In the meantime, we pass along this from Julian H. Robertson, one of the smartest people in the hedge fund industry. The economy is headed for one “doozy of a recession”, says he.
Colleague Steve Sarnoff adds his two cents on the latest market happenings, saying, “Stocks slipped sharply on Friday and this morning, as disappointment, worry, and fear over housing, credit, currency, recession, and inflation spread like southern California wildfire. The financial media fans investors’ fear through the markets like Santa Ana winds funneling fire through dried out coastal sage and chaparral canyons.
“Prices move naturally from resistance to support and that is simply what is going on here. The pressure is on over the near-term, but watch how the news will change (sudden easing of fears) once technical support (demand) comes in.”

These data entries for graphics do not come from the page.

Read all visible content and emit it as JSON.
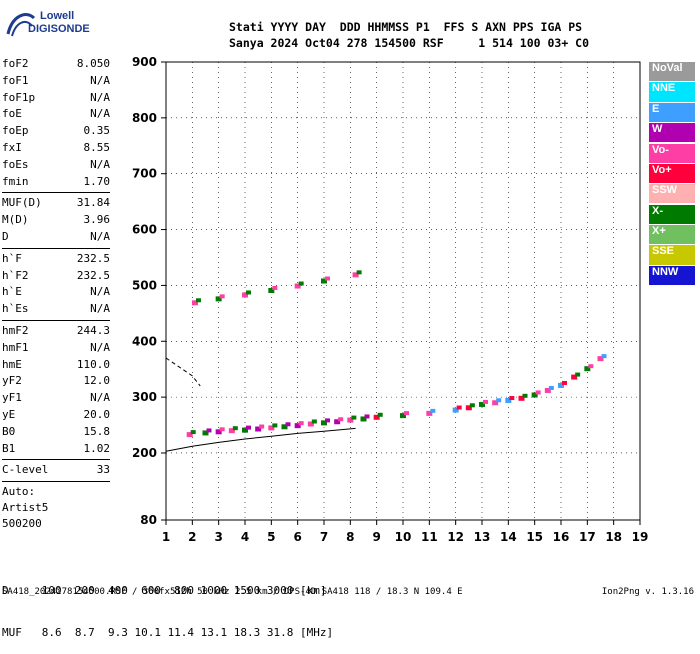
{
  "logo": {
    "line1": "Lowell",
    "line2": "DIGISONDE"
  },
  "header": {
    "row1": "Stati YYYY DAY  DDD HHMMSS P1  FFS S AXN PPS IGA PS",
    "row2": "Sanya 2024 Oct04 278 154500 RSF     1 514 100 03+ C0"
  },
  "params_group1": [
    {
      "label": "foF2",
      "value": "8.050"
    },
    {
      "label": "foF1",
      "value": "N/A"
    },
    {
      "label": "foF1p",
      "value": "N/A"
    },
    {
      "label": "foE",
      "value": "N/A"
    },
    {
      "label": "foEp",
      "value": "0.35"
    },
    {
      "label": "fxI",
      "value": "8.55"
    },
    {
      "label": "foEs",
      "value": "N/A"
    },
    {
      "label": "fmin",
      "value": "1.70"
    }
  ],
  "params_group2": [
    {
      "label": "MUF(D)",
      "value": "31.84"
    },
    {
      "label": "M(D)",
      "value": "3.96"
    },
    {
      "label": "D",
      "value": "N/A"
    }
  ],
  "params_group3": [
    {
      "label": "h`F",
      "value": "232.5"
    },
    {
      "label": "h`F2",
      "value": "232.5"
    },
    {
      "label": "h`E",
      "value": "N/A"
    },
    {
      "label": "h`Es",
      "value": "N/A"
    }
  ],
  "params_group4": [
    {
      "label": "hmF2",
      "value": "244.3"
    },
    {
      "label": "hmF1",
      "value": "N/A"
    },
    {
      "label": "hmE",
      "value": "110.0"
    },
    {
      "label": "yF2",
      "value": "12.0"
    },
    {
      "label": "yF1",
      "value": "N/A"
    },
    {
      "label": "yE",
      "value": "20.0"
    },
    {
      "label": "B0",
      "value": "15.8"
    },
    {
      "label": "B1",
      "value": "1.02"
    }
  ],
  "clevel": {
    "label": "C-level",
    "value": "33"
  },
  "auto": {
    "line1": "Auto:",
    "line2": "Artist5",
    "line3": "500200"
  },
  "legend": [
    {
      "label": "NoVal",
      "color": "#9a9a9a"
    },
    {
      "label": "NNE",
      "color": "#00e5ff"
    },
    {
      "label": "E",
      "color": "#3f9fff"
    },
    {
      "label": "W",
      "color": "#b000b0"
    },
    {
      "label": "Vo-",
      "color": "#ff3ea5"
    },
    {
      "label": "Vo+",
      "color": "#ff003c"
    },
    {
      "label": "SSW",
      "color": "#ffb0b0"
    },
    {
      "label": "X-",
      "color": "#007a00"
    },
    {
      "label": "X+",
      "color": "#70c060"
    },
    {
      "label": "SSE",
      "color": "#c8c800"
    },
    {
      "label": "NNW",
      "color": "#1414d2"
    }
  ],
  "muf_table": {
    "row1": "D     100  200  400  600  800 1000 1500 3000 [km]",
    "row2": "MUF   8.6  8.7  9.3 10.1 11.4 13.1 18.3 31.8 [MHz]"
  },
  "footer": {
    "left": "SA418_2024278154500.RSF / 360fx512h 50 kHz 2.5 km / DPS-4D SA418 118 / 18.3 N 109.4 E",
    "right": "Ion2Png v. 1.3.16"
  },
  "chart_data": {
    "type": "scatter",
    "title": "",
    "xlabel": "",
    "ylabel": "",
    "xlim": [
      1,
      19
    ],
    "ylim": [
      80,
      900
    ],
    "xticks": [
      1,
      2,
      3,
      4,
      5,
      6,
      7,
      8,
      9,
      10,
      11,
      12,
      13,
      14,
      15,
      16,
      17,
      18,
      19
    ],
    "yticks": [
      80,
      200,
      300,
      400,
      500,
      600,
      700,
      800,
      900
    ],
    "grid": true,
    "trace_x": {
      "x": [
        1.9,
        2.5,
        3,
        3.5,
        4,
        4.5,
        5,
        5.5,
        6,
        6.5,
        7,
        7.5,
        8,
        8.5
      ],
      "y": [
        232,
        235,
        237,
        239,
        240,
        242,
        244,
        246,
        248,
        251,
        253,
        255,
        258,
        260
      ]
    },
    "trace_o": {
      "x": [
        9,
        10,
        11,
        12,
        12.5,
        13,
        13.5,
        14,
        14.5,
        15,
        15.5,
        16,
        16.5,
        17,
        17.5
      ],
      "y": [
        263,
        266,
        270,
        276,
        280,
        286,
        289,
        293,
        297,
        303,
        311,
        320,
        335,
        350,
        368
      ]
    },
    "second_hop": {
      "x": [
        2.1,
        3,
        4,
        5,
        6,
        7,
        8.2
      ],
      "y": [
        468,
        475,
        482,
        490,
        498,
        507,
        518
      ]
    },
    "profile_curve": {
      "x": [
        1,
        2,
        3,
        4,
        5,
        6,
        7,
        8.2
      ],
      "y": [
        203,
        212,
        219,
        225,
        230,
        235,
        239,
        244
      ]
    },
    "dashed_curve": {
      "x": [
        1,
        1.5,
        2,
        2.3
      ],
      "y": [
        370,
        354,
        338,
        320
      ]
    }
  }
}
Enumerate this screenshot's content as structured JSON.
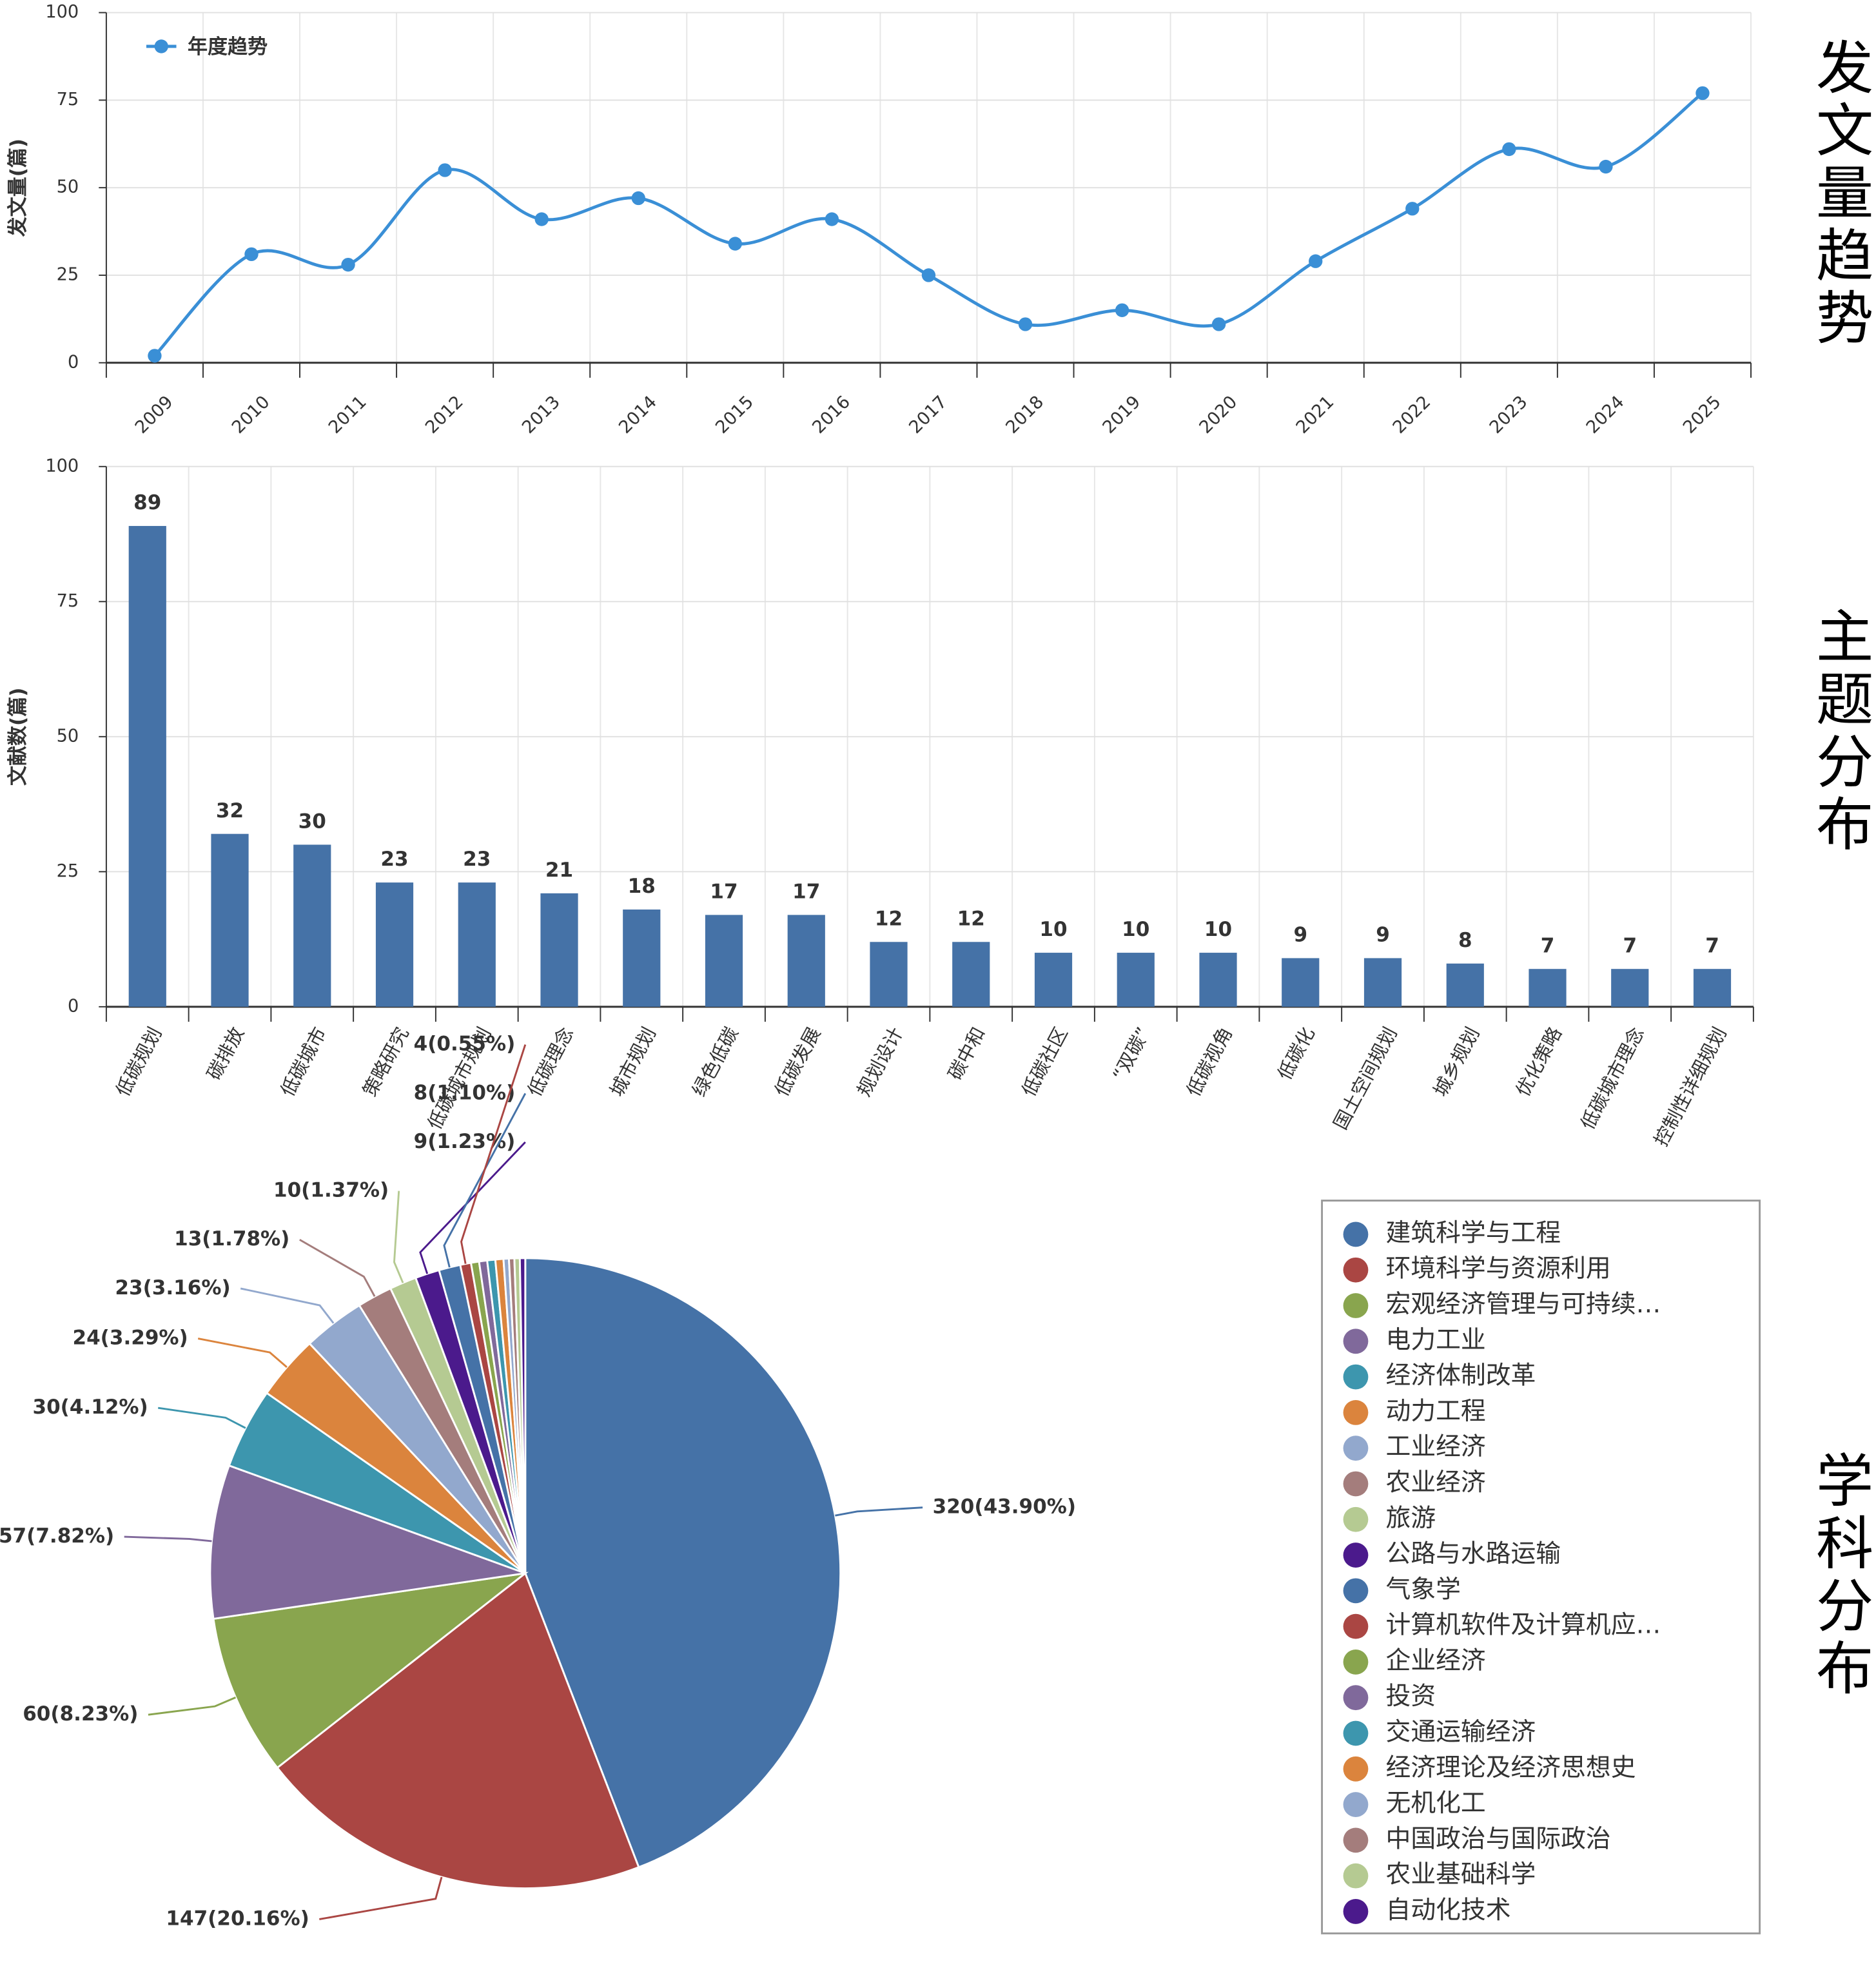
{
  "chart_data": [
    {
      "type": "line",
      "section_label": "发文量趋势",
      "ylabel": "发文量(篇)",
      "categories": [
        "2009",
        "2010",
        "2011",
        "2012",
        "2013",
        "2014",
        "2015",
        "2016",
        "2017",
        "2018",
        "2019",
        "2020",
        "2021",
        "2022",
        "2023",
        "2024",
        "2025"
      ],
      "series": [
        {
          "name": "年度趋势",
          "color": "#3a8fd6",
          "values": [
            2,
            31,
            28,
            55,
            41,
            47,
            34,
            41,
            25,
            11,
            15,
            11,
            29,
            44,
            61,
            56,
            77
          ]
        }
      ],
      "ylim": [
        0,
        100
      ],
      "yticks": [
        0,
        25,
        50,
        75,
        100
      ],
      "grid": true
    },
    {
      "type": "bar",
      "section_label": "主题分布",
      "ylabel": "文献数(篇)",
      "categories": [
        "低碳规划",
        "碳排放",
        "低碳城市",
        "策略研究",
        "低碳城市规划",
        "低碳理念",
        "城市规划",
        "绿色低碳",
        "低碳发展",
        "规划设计",
        "碳中和",
        "低碳社区",
        "“双碳”",
        "低碳视角",
        "低碳化",
        "国土空间规划",
        "城乡规划",
        "优化策略",
        "低碳城市理念",
        "控制性详细规划"
      ],
      "values": [
        89,
        32,
        30,
        23,
        23,
        21,
        18,
        17,
        17,
        12,
        12,
        10,
        10,
        10,
        9,
        9,
        8,
        7,
        7,
        7
      ],
      "color": "#4572a7",
      "ylim": [
        0,
        100
      ],
      "yticks": [
        0,
        25,
        50,
        75,
        100
      ],
      "grid": true
    },
    {
      "type": "pie",
      "section_label": "学科分布",
      "categories": [
        "建筑科学与工程",
        "环境科学与资源利用",
        "宏观经济管理与可持续…",
        "电力工业",
        "经济体制改革",
        "动力工程",
        "工业经济",
        "农业经济",
        "旅游",
        "公路与水路运输",
        "气象学",
        "计算机软件及计算机应…",
        "企业经济",
        "投资",
        "交通运输经济",
        "经济理论及经济思想史",
        "无机化工",
        "中国政治与国际政治",
        "农业基础科学",
        "自动化技术"
      ],
      "values": [
        320,
        147,
        60,
        57,
        30,
        24,
        23,
        13,
        10,
        9,
        8,
        4,
        3,
        3,
        3,
        3,
        2,
        2,
        2,
        2
      ],
      "value_labels": [
        "320(43.90%)",
        "147(20.16%)",
        "60(8.23%)",
        "57(7.82%)",
        "30(4.12%)",
        "24(3.29%)",
        "23(3.16%)",
        "13(1.78%)",
        "10(1.37%)",
        "9(1.23%)",
        "8(1.10%)",
        "4(0.55%)",
        null,
        null,
        null,
        null,
        null,
        null,
        null,
        null
      ],
      "colors": [
        "#4572a7",
        "#aa4643",
        "#89a54e",
        "#80699b",
        "#3d96ae",
        "#db843d",
        "#92a8cd",
        "#a47d7c",
        "#b5ca92",
        "#4b1a8c",
        "#4572a7",
        "#aa4643",
        "#89a54e",
        "#80699b",
        "#3d96ae",
        "#db843d",
        "#92a8cd",
        "#a47d7c",
        "#b5ca92",
        "#4b1a8c"
      ],
      "legend": "right"
    }
  ]
}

Here’s our old Fed chief, Alan Greenspan, commenting on the effects of the credit bubble that he, more than anyone, created:
“The financial crisis that erupted on August 9 was an accident waiting to happen,” Greenspan said in a speech yesterday. “Credit spreads across all global asset classes had become suppressed to clearly unsustainable levels.
“Something had to give.”
Well, yes. Something has to give. We’ve said as much ourselves. Then again, we didn’t control short-term interest rates during the long period in which pressure was building up. We weren’t the ones with our hands on the credit throttle, shifting the lever to ‘Full Speed Ahead’ – even as the rivets began to pop. And we weren’t the one who reassured the public that all would be well, either.
But Alan Greenspan is a marvel. We admire him. Who else would have the chutzpah…the gall…the cheek?
He continued: “If the crisis had not been triggered by a mispricing of securitised US subprime mortgages, it would eventually have erupted in some other sector or market.”
He makes it sound as though he played no part in it…as if it were an act of God when a credit expansion comes to an end. And then, he adds a warning:
“If the pernicious drift toward fiscal instability is not arrested and is compounded by a protectionist reversal of globalisation, the current account adjustment could be quite painful for the United States and our trading partners.”
That Greenspan! What a character! If the authorities don’t get control of this thing, he says, it could hurt.